REPUBLIKA.CO.ID, JAKARTA -- Forum Indonesia untuk Transparansi Anggaran (FITRA) menilai selama 2014-2015, kinerja DPR belum memuaskan. Buruknya kinerja DPR tersebut dapat dilihat dari kondisi target legislasi yang tidak tercapai setiap tahun, fungsi penganggaran yang masih cenderung transaksional di banggar, dan fungsi pengawasan yang lemah dalam hal mengawasi kinerja pemerintah.
"Fungsi (pengawasan) ini justru kerap dijadikan alat untuk memicu keributan dan kegaduhan publik bahkan transaksional," ujar sekretaris jenderal FITRA Yenny Sucipto, Jumat (8/1).
Baca juga: MUI: Ada Pembusukan Soal PKS Itu Anti-Maulid
Sebagai contoh, kata dia, tindakan mantan ketua DPR SN dalam rekaman yang diadukan Menteri Energi dan Mineral (ESDM) terkait dugaan minta saham Freeport merupakan bentuk penyalahgunaan wewenang pengawasan dan merusak sistem penganggaran nasional dari sisi pendapatan negara.

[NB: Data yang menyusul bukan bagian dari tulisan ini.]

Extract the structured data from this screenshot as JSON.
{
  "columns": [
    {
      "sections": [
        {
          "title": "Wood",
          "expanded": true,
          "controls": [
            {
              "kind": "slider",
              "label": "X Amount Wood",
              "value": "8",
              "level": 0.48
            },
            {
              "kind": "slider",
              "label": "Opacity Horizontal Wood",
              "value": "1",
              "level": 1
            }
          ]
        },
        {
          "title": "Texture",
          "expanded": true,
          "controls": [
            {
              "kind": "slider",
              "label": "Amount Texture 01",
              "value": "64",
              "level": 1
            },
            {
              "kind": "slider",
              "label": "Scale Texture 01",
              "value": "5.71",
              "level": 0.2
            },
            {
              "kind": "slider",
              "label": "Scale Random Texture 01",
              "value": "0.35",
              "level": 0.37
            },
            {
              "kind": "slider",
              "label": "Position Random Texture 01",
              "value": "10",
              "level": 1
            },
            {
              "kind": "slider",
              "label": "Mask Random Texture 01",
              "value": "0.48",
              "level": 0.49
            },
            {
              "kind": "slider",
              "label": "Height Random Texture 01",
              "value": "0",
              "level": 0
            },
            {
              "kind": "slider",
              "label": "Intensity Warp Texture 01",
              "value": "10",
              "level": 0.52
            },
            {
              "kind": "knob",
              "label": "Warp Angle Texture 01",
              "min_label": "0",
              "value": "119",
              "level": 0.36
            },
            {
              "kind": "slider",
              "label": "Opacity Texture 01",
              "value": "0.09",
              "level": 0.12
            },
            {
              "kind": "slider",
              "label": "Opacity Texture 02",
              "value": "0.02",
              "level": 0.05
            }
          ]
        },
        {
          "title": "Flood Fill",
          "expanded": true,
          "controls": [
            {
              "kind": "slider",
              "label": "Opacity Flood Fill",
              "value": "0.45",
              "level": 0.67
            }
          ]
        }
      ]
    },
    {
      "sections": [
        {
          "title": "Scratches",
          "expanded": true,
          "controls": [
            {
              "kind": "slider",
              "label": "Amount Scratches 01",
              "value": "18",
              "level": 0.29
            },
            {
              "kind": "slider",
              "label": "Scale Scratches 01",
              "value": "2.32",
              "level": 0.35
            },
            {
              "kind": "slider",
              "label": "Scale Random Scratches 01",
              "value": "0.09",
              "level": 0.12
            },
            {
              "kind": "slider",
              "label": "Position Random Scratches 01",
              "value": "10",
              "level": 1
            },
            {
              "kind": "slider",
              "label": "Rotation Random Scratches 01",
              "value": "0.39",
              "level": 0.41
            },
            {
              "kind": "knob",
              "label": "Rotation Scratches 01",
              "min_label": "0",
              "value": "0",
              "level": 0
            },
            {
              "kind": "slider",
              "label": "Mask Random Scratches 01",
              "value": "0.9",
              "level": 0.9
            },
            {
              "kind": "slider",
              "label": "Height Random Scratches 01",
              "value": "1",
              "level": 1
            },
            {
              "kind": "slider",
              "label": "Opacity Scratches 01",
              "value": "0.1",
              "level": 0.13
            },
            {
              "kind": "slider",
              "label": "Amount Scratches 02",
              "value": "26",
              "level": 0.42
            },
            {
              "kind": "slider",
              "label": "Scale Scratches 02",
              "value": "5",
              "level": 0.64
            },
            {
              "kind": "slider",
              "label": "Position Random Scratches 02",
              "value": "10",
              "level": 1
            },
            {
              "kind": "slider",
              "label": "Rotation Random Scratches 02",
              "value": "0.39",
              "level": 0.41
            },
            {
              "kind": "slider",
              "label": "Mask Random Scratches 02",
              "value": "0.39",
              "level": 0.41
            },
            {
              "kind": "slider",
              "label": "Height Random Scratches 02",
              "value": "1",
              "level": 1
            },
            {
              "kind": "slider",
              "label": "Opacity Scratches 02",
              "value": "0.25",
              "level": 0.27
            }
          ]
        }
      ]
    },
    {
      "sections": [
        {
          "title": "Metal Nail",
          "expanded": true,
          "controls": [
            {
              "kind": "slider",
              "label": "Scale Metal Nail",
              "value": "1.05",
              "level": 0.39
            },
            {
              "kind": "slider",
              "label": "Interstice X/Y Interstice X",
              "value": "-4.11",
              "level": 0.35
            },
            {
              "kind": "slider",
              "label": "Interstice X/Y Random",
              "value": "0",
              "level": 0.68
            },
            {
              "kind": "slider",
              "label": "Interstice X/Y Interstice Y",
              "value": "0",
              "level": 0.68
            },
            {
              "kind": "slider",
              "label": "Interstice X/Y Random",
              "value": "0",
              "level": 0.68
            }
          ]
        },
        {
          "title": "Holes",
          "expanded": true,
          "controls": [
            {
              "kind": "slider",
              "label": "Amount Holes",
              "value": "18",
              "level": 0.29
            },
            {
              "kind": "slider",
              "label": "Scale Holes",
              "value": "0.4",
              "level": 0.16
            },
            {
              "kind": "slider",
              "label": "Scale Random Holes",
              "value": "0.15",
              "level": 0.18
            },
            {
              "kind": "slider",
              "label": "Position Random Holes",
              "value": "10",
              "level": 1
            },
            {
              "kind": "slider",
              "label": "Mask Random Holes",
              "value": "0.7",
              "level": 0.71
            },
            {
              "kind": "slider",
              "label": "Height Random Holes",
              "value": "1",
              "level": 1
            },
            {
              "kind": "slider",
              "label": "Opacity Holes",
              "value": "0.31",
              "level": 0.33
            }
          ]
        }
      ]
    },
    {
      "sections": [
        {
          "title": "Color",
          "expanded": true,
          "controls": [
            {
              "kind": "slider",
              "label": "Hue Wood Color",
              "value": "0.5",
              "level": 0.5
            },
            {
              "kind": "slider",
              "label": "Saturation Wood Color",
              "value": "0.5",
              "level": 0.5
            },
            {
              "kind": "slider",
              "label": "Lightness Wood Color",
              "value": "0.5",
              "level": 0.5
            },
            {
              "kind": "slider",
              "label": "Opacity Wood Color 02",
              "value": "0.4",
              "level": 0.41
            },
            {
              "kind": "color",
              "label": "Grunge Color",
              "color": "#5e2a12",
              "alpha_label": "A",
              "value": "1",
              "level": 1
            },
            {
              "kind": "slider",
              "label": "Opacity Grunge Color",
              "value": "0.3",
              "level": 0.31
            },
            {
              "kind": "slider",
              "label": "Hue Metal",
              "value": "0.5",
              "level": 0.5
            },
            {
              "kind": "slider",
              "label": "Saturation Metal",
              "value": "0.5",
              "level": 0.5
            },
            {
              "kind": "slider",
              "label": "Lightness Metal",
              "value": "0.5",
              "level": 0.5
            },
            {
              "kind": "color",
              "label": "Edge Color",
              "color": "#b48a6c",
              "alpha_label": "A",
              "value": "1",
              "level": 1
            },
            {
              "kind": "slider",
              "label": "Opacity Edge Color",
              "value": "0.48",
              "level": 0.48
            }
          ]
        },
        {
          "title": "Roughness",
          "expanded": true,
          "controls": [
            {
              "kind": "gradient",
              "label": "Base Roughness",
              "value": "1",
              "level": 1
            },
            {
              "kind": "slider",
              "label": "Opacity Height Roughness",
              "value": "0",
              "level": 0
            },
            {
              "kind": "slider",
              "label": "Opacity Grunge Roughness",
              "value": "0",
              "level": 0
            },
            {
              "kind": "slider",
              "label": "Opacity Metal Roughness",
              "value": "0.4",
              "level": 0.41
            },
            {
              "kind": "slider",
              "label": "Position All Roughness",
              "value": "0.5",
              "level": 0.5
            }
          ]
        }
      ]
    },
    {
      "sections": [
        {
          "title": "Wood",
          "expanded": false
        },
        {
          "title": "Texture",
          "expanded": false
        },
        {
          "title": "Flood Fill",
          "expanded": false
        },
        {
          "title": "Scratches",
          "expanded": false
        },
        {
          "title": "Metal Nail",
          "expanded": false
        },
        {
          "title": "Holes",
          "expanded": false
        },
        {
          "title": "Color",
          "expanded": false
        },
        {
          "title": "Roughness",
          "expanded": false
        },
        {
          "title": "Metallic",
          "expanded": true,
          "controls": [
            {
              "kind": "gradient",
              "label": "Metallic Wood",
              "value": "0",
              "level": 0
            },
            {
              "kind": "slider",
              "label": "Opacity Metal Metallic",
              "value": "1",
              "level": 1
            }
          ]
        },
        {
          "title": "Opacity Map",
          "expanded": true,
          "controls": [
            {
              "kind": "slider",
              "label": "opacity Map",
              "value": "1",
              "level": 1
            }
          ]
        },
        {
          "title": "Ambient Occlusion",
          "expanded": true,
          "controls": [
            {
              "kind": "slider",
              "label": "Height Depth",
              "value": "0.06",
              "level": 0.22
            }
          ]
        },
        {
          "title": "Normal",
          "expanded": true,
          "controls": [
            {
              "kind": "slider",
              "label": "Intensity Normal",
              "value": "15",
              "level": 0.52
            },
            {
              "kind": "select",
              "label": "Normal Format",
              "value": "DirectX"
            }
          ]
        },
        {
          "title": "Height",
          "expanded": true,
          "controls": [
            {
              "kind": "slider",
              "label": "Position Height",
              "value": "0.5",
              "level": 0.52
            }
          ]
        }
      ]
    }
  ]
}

Yenny mengatakan proses antiklimaks sidang Mahkamah Kehormatan Dewan (MKD) di DPR merupakan cerminan buruknya penegakkan kode etik di DPR. Alhasil, parlemen masih cenderung transaksional dalam melaksanakan tugas dan fungsi, baik legislasi, anggaran ataupun pengawasan. Dikhawatirkan, kondisi ini akan terus berjalan hingga masa periode 2014-2019 berakhir jika tidak ada perubahan positif yang signifikan di DPR.
Bukti bahwa kinerja buruk DPR selalu berlanjut adalah saat ini pada anggaran APBN 2016, elite DPR berhasil mendorong proyek pembangunan komplek gedung DPR. Padahal, belum ada dokumen perencanaan resmi dari arsitek, Kementerian Pekerjaan Umum (PU) ataupun belum ada Amdal dan izin dari Pemerintah Provinsi DKI Jakarta.